À leur arrivée à Auschwitz, les prisonniers reçurent l’ordre de former des rangs en fonction de leur âge et de leur état de santé. Réalisant que la file des plus jeunes garçons était envoyée directement vers les chambres à gaz, Arek, alors âgé de quatorze ans, profita d’un moment d’inattention des gardes SS. En une fraction de seconde, il s’échappa du groupe des enfants pour se fondre dans une colonne d’hommes plus âgés et valides. Le stratagème fonctionna ; il fut tatoué, reçut un uniforme rayé et fut affecté à un commando de travail chargé du nettoyage du camp et du transport de matériaux de construction lourds.
En janvier 1945, face à l’avancée de l’armée soviétique, les SS évacuèrent Auschwitz, forçant les prisonniers restants à entamer une terrible marche de la mort à travers la neige et le froid de l’hiver. Arek continua d’avancer en se concentrant exclusivement sur le rythme de ses pas, survivant ensuite à un transfert vers le camp de concentration de Buchenwald, puis à un ultime et éprouvant transport ferroviaire vers Theresienstadt, en Tchécoslovaquie. Lorsque le camp fut enfin libéré par les forces soviétiques en mai 1945, Arek avait quinze ans, il était orphelin et totalement seul.
Après la guerre, Arek fut sélectionné pour faire partie d’un groupe de trois cents enfants survivants et orphelins — connus historiquement sous le nom de « The Boys » (Les Garçons) — emmenés en Grande-Bretagne pour se reconstruire et rebâtir leur vie. Arrivé à Windermere sans aucune notion d’anglais et portant de lourdes séquelles psychologiques, Arek jeta ses dernières forces dans la maîtrise de la langue et l’apprentissage d’un métier.

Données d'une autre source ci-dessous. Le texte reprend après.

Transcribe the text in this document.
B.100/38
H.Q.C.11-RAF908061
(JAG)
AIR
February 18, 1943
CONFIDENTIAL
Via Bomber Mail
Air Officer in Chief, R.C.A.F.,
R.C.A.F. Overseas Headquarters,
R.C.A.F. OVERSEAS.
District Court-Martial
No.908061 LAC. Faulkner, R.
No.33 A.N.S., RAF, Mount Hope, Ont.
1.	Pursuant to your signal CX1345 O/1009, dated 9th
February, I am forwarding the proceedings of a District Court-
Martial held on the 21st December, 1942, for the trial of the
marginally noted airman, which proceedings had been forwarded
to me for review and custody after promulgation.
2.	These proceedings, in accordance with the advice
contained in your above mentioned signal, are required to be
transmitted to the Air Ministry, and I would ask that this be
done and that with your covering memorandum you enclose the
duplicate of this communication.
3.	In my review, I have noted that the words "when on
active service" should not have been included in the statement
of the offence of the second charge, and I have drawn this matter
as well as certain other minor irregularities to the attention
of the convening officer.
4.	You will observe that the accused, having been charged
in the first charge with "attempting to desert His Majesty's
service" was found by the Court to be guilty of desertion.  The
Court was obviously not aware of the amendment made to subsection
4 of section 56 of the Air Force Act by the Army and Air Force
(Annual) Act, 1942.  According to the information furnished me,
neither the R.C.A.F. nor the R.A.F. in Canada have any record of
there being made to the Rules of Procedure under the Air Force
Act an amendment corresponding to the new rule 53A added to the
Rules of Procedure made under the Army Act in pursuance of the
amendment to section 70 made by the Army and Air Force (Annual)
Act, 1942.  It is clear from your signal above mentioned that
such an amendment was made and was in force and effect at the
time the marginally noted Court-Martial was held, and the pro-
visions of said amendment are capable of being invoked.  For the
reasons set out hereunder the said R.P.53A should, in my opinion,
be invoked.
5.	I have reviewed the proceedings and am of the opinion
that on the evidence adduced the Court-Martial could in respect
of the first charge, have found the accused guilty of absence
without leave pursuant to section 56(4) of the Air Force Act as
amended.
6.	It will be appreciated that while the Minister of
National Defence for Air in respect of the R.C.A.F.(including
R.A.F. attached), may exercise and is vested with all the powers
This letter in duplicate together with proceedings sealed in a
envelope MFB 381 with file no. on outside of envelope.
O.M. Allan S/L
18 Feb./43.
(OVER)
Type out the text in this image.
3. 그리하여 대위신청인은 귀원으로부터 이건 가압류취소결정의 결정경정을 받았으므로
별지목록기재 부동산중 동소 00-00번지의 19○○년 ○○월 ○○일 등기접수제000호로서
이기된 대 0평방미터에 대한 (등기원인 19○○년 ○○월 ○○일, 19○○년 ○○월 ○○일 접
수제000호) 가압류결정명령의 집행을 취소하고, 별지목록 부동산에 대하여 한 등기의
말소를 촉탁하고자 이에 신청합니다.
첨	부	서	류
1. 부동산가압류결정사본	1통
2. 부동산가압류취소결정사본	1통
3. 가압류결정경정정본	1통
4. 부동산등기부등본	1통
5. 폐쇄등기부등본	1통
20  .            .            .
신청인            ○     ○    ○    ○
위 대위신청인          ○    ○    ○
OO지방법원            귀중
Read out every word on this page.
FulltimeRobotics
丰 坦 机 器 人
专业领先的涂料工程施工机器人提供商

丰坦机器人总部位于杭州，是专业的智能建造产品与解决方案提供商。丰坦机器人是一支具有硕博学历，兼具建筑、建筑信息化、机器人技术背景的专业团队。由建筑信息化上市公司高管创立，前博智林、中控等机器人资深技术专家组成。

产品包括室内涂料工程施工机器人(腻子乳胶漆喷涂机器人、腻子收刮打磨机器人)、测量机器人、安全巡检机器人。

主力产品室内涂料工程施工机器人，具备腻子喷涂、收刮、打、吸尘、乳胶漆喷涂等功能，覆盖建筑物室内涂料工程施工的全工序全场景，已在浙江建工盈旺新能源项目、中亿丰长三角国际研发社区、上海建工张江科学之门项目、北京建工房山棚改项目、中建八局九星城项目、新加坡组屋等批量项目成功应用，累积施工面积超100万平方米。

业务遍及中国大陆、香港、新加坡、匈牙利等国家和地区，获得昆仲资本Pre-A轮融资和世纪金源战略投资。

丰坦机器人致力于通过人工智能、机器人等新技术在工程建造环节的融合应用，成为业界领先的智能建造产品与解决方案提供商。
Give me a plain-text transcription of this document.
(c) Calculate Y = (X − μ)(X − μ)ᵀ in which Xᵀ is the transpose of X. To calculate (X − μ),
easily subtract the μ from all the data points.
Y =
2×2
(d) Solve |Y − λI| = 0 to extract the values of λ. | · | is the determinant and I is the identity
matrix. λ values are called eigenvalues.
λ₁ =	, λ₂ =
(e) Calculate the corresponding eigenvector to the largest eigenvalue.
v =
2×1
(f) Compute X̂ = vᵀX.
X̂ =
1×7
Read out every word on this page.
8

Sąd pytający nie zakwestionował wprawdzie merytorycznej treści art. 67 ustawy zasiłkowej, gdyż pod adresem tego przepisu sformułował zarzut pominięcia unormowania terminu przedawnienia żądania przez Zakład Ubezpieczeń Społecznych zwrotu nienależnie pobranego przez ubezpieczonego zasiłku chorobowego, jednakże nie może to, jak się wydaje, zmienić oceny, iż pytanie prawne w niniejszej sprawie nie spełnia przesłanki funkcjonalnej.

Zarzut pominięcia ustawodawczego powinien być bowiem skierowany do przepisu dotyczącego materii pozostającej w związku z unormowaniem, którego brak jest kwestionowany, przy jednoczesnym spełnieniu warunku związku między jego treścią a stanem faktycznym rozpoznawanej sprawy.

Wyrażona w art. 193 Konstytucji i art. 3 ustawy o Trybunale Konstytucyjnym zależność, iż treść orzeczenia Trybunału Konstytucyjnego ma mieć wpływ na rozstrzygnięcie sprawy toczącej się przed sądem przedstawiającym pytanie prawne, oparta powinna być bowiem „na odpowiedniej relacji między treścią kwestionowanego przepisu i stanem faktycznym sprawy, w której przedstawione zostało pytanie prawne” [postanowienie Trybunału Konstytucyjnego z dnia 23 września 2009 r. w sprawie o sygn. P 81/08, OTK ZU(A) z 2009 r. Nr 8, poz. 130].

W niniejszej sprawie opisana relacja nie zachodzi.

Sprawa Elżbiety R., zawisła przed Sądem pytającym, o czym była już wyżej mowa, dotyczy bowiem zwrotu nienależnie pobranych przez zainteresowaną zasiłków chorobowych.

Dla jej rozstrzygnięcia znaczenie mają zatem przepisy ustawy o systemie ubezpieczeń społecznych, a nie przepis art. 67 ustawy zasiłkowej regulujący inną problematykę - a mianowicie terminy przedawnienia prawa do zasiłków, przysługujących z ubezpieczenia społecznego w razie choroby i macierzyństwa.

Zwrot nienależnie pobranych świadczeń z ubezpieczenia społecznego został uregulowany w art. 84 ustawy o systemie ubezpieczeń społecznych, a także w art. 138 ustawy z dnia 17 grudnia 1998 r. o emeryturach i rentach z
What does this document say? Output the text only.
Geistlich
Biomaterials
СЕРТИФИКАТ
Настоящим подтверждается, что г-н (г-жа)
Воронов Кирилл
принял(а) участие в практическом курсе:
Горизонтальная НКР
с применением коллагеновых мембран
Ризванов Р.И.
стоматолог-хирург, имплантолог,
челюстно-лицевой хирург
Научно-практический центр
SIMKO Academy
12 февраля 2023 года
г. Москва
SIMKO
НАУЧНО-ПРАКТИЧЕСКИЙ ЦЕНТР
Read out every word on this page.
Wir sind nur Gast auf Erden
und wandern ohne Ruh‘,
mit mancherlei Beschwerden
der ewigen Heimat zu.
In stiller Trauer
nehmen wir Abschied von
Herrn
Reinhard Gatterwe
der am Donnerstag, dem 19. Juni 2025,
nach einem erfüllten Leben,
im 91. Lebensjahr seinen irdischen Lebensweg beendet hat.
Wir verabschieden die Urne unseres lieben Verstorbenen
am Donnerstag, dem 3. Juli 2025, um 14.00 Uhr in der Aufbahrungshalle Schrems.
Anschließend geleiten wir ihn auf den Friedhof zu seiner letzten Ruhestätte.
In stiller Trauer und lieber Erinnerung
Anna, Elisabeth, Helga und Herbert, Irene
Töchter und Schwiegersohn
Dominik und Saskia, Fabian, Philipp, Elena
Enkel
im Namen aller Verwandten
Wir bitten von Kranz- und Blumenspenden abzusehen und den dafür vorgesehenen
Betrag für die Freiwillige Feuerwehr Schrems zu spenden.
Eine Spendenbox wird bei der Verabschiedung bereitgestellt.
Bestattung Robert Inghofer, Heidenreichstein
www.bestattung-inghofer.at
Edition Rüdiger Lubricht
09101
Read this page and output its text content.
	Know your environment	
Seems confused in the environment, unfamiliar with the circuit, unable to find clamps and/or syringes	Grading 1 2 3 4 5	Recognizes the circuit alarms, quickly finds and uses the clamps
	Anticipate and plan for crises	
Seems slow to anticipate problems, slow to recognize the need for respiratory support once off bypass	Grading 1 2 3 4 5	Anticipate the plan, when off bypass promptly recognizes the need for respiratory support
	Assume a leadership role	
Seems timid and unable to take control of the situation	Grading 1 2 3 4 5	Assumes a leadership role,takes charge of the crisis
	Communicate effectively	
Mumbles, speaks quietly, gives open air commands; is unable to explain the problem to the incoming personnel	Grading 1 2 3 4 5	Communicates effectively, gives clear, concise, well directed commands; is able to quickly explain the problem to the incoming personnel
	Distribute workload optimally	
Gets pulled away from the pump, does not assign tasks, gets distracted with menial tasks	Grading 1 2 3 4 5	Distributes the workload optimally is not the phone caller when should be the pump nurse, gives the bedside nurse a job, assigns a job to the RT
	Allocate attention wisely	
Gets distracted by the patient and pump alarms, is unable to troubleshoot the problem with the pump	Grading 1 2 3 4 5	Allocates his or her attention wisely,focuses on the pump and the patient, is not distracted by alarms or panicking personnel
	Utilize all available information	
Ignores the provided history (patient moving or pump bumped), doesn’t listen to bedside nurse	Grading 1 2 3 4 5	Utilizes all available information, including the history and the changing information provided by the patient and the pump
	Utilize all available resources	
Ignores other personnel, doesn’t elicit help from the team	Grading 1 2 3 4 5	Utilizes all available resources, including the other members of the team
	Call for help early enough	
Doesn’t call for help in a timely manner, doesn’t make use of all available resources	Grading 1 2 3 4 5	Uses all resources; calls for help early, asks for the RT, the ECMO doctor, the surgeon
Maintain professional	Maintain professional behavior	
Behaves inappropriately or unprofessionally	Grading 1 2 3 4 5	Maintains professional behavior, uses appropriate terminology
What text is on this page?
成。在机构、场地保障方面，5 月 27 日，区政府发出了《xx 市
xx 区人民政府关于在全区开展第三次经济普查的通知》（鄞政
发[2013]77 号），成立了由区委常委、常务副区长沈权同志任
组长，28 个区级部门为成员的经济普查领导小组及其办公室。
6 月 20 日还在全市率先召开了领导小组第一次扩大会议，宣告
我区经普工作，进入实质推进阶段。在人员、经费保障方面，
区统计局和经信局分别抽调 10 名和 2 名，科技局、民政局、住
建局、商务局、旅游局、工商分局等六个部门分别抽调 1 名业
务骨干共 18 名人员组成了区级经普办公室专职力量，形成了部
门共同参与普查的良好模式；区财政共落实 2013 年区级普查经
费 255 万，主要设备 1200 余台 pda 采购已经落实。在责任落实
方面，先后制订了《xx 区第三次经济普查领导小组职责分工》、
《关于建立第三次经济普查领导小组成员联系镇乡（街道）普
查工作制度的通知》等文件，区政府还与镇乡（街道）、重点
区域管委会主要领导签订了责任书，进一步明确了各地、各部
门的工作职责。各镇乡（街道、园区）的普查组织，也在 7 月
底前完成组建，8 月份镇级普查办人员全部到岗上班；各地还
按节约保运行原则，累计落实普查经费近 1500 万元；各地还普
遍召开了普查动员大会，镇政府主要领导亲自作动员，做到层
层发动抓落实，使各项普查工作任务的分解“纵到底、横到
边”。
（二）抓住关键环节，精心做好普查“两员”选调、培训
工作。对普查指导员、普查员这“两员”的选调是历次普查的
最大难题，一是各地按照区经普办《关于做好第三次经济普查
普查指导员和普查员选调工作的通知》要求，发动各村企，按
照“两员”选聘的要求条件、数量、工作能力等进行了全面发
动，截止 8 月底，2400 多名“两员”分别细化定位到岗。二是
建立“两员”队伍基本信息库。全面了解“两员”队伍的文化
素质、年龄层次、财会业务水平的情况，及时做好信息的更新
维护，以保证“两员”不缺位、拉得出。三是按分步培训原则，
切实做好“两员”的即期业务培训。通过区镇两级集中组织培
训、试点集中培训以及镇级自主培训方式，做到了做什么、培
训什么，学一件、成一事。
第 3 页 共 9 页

Installé à Leeds, en Angleterre, Arek se forma comme mécanicien et créa plus tard une entreprise indépendante très prospère dans les secteurs du textile et de l’immobilier. Il épousa une Britannique, Jean, éleva trois filles et s’efforça d’offrir à sa famille la sécurité et la stabilité absolues qui avaient été volées à sa propre jeunesse. Pendant plus de quarante ans, Arek garda ses souvenirs de guerre sous clé, se concentrant uniquement sur la réalité tranquille de la construction d’un avenir stable.
Le tournant se produisit à la fin des années 1980, lorsqu’il constata une nette montée de l’indifférence publique et du négationnisme organisé. Arek comprit que son témoignage direct en tant qu’enfant survivant possédait une autorité morale indispensable qu’il fallait préserver pour les jeunes générations.
Arek rompit son long silence avec un dévouement absolu. Il devint l’un des éducateurs sur la Shoah les plus éminents et les plus actifs du Royaume-Uni, travaillant en étroite collaboration avec le Holocaust Centre North. Il publia son autobiographie brute et définitive, A Detail of History (Un détail de l’histoire), et passa des décennies à parcourir des centaines d’écoles, d’universités et de centres civiques à travers le pays. Il s’adressa à des milliers d’élèves, transmettant son histoire avec un calme, une précision et une rigueur historique rigoureuse, décrivant la réalité du système concentrationnaire sans aucune exagération. En reconnaissance de ses services sans relâche pour l’éducation et l’histoire, il fut nommé Membre de l’Ordre de l’Empire britannique (MBE).
Arek Hersh poursuit aujourd’hui encore l’œuvre de sa vie comme une voix essentielle de l’éducation historique, utilisant sa mémoire pour veiller à ce que le coût humain des préjugés ne soit jamais oublié.
Nous devons nous souvenir d’Arek aujourd’hui parce qu’il a prouvé qu’une résilience silencieuse pouvait survivre à une destruction industrielle. Il a pris une jeunesse qui avait été réduite à un simple numéro pour transformer ses souvenirs en un outil pédagogique clair, garantissant que le récit historique reste exact, accessible et à jamais ancré dans la conscience mondiale.